Is oatmeal your favorite breakfast in the morning? There’s something so satisfying about being full and well-fed for a long time. You are still digesting oatmeal, no midmorning snack is required.
Why is oatmeal so filling? When you remember how creamy it is, you wouldn’t think of it. It’s time to take a look.
Oats have been around since ancient times. The first oats grown commercially came from Scotland in 1770. Today we eat more than 100 million pounds of oats each year.
The reason why oatmeal is so filling has everything to do with its fiber content. Fiber helps keep you feeling fuller longer because our bodies need energy to process all that fiber.
Fiber also keeps you regular. A high-fiber diet can help prevent constipation.
Fiber makes you feel satisfied after eating. This means less snacking between meals.
Oat bran contains soluble fibers which make up most of the bulk of oatmeal. Soluble fibers dissolve easily in water or milk. These types of fibers slow down digestion and absorb moisture into the body.
This slows down hunger pangs and reduces cravings. Soluble fiber may even lower cholesterol levels.
The reason brown rice is more filling than plain white rice is the same. It’s time to talk about oatmeal’s consistency. They have the same amount of starch as corn or potatoes despite being gluten-free.
You get a thicker pot of oats when you cook oatmeal and stir the pot frequently. It gets really thick if you don’t add more liquid, like mashed potatoes. To make oatmeal too thick, it’s necessary to have a thin liquid. It makes it harder to digest and keep you feeling full.
For a moment, let’s talk about fiber in general. This type of fiber is important for our nutrition and has many roles. The stomach has to work to release the two in order for you to get a more regulated intake of Carbohydrates. For a longer time, this slowed release means no sudden spike in blood sugar, and it also means you get glucose released slower for a longer period of time.

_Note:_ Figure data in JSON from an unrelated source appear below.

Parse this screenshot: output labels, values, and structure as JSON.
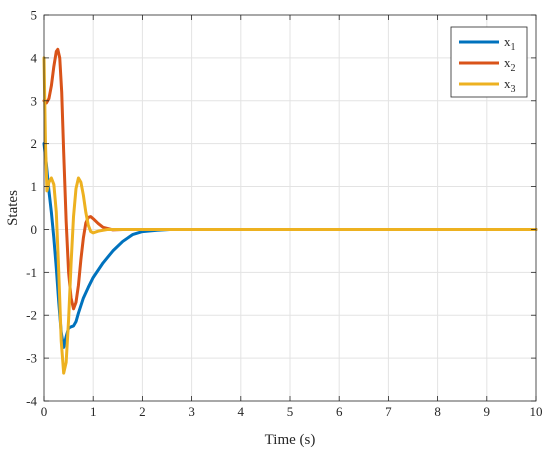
{
  "chart_data": {
    "type": "line",
    "xlabel": "Time  (s)",
    "ylabel": "States",
    "xlim": [
      0,
      10
    ],
    "ylim": [
      -4,
      5
    ],
    "xticks": [
      "0",
      "1",
      "2",
      "3",
      "4",
      "5",
      "6",
      "7",
      "8",
      "9",
      "10"
    ],
    "yticks": [
      "-4",
      "-3",
      "-2",
      "-1",
      "0",
      "1",
      "2",
      "3",
      "4",
      "5"
    ],
    "grid": true,
    "legend_position": "top-right",
    "series": [
      {
        "name": "x1",
        "base": "x",
        "sub": "1",
        "color": "#0072BD",
        "points": [
          [
            0,
            2.0
          ],
          [
            0.05,
            1.5
          ],
          [
            0.1,
            0.9
          ],
          [
            0.15,
            0.4
          ],
          [
            0.2,
            -0.2
          ],
          [
            0.25,
            -0.9
          ],
          [
            0.3,
            -1.7
          ],
          [
            0.35,
            -2.4
          ],
          [
            0.4,
            -2.75
          ],
          [
            0.45,
            -2.5
          ],
          [
            0.5,
            -2.3
          ],
          [
            0.55,
            -2.27
          ],
          [
            0.6,
            -2.25
          ],
          [
            0.65,
            -2.15
          ],
          [
            0.7,
            -1.95
          ],
          [
            0.8,
            -1.6
          ],
          [
            0.9,
            -1.35
          ],
          [
            1.0,
            -1.12
          ],
          [
            1.2,
            -0.78
          ],
          [
            1.4,
            -0.5
          ],
          [
            1.6,
            -0.28
          ],
          [
            1.8,
            -0.12
          ],
          [
            2.0,
            -0.05
          ],
          [
            2.3,
            -0.02
          ],
          [
            2.6,
            0
          ],
          [
            10,
            0
          ]
        ]
      },
      {
        "name": "x2",
        "base": "x",
        "sub": "2",
        "color": "#D95319",
        "points": [
          [
            0,
            3.0
          ],
          [
            0.05,
            2.95
          ],
          [
            0.1,
            3.05
          ],
          [
            0.15,
            3.35
          ],
          [
            0.2,
            3.8
          ],
          [
            0.25,
            4.15
          ],
          [
            0.28,
            4.2
          ],
          [
            0.32,
            4.0
          ],
          [
            0.36,
            3.2
          ],
          [
            0.4,
            1.8
          ],
          [
            0.45,
            0.2
          ],
          [
            0.5,
            -1.0
          ],
          [
            0.55,
            -1.6
          ],
          [
            0.6,
            -1.85
          ],
          [
            0.65,
            -1.7
          ],
          [
            0.7,
            -1.3
          ],
          [
            0.75,
            -0.7
          ],
          [
            0.8,
            -0.2
          ],
          [
            0.85,
            0.15
          ],
          [
            0.9,
            0.28
          ],
          [
            0.95,
            0.3
          ],
          [
            1.0,
            0.25
          ],
          [
            1.1,
            0.14
          ],
          [
            1.2,
            0.05
          ],
          [
            1.4,
            -0.01
          ],
          [
            1.6,
            0
          ],
          [
            10,
            0
          ]
        ]
      },
      {
        "name": "x3",
        "base": "x",
        "sub": "3",
        "color": "#EDB120",
        "points": [
          [
            0,
            4.0
          ],
          [
            0.03,
            2.0
          ],
          [
            0.06,
            0.9
          ],
          [
            0.1,
            1.1
          ],
          [
            0.15,
            1.2
          ],
          [
            0.2,
            1.05
          ],
          [
            0.25,
            0.4
          ],
          [
            0.3,
            -1.0
          ],
          [
            0.35,
            -2.6
          ],
          [
            0.4,
            -3.35
          ],
          [
            0.45,
            -3.1
          ],
          [
            0.5,
            -2.1
          ],
          [
            0.55,
            -0.8
          ],
          [
            0.6,
            0.3
          ],
          [
            0.65,
            0.95
          ],
          [
            0.7,
            1.2
          ],
          [
            0.75,
            1.1
          ],
          [
            0.8,
            0.8
          ],
          [
            0.85,
            0.4
          ],
          [
            0.9,
            0.1
          ],
          [
            0.95,
            -0.05
          ],
          [
            1.0,
            -0.08
          ],
          [
            1.1,
            -0.04
          ],
          [
            1.3,
            0
          ],
          [
            10,
            0
          ]
        ]
      }
    ]
  }
}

High-fiber foods can help those with Irritable Bowel Syndrome keep things in check, and also aids digestion. If you have loose stools, the BRAT diet is often recommended. It’s a temporary diet that helps bring in more fiber.
Only to a point, what type of oats you use matters. Steel-cut oats always have more than rolled oats.
Steel-cut oats are oat groats that have been cut into small bits and steamed. The more the brand is kept on them, the more fiber they bring. Brown rice still has the bran coating, so it brings more fiber.
Rolled oats have been steamed and rolled into a flat shape. They usually break into small pieces. The oats that lead to a softer oatmeal are the ones that are easier to cook.
If you’re wondering where instant oats come from, they’re rolled oats that have been broken down into smaller flakes. They’re the same amount of filling as regular oats, but they cook faster.
It could be your cooking method. You should try using different methods to see how much difference there is. Try boiling instead of microwaving. Boiling takes longer, but it gives you better results.
Another thing to consider is whether you’ve added too much salt. Salt will cause the mixture to thicken. Add just enough until it reaches desired thickness.
It’s not bad that oatmeal can get slimy. Everyone’s preferences are up to them. It’s hard to make creamy oatmeal without it getting slimy, in fact it’s not real but just the liquid you add to the oatmeal.
Check the manufacturing information to ensure that the products are not made using the same equipment as other potentially contaminating grains, since oats are naturally gluten-free. (Don’t buy products from companies you don’t know anything about, and read food labels carefully.)
One cup of cooked oatmeal serves you 150 calories, 4 grams of fiber (half soluble and half insoluble), and 6 grams of protein. My favorite way to eat oatmeal is with a swirl of almond butter on top, it also gives you protein. This combo will keep you away from the vending machine in the morning.
They contain high levels of dietary fibre which makes them great for digestive health. You may want to start eating oatmeal every day if you suffer from IBS or any gastrointestinal disorder. It’s one of the best ways to stay healthy.
The next time you go out to grab some fast food, think twice before ordering fries and burgers. Instead, opt for something healthier like grilled chicken breast strips dipped in hummus. Not only does this meal provide you with plenty of nutrients, but it tastes delicious!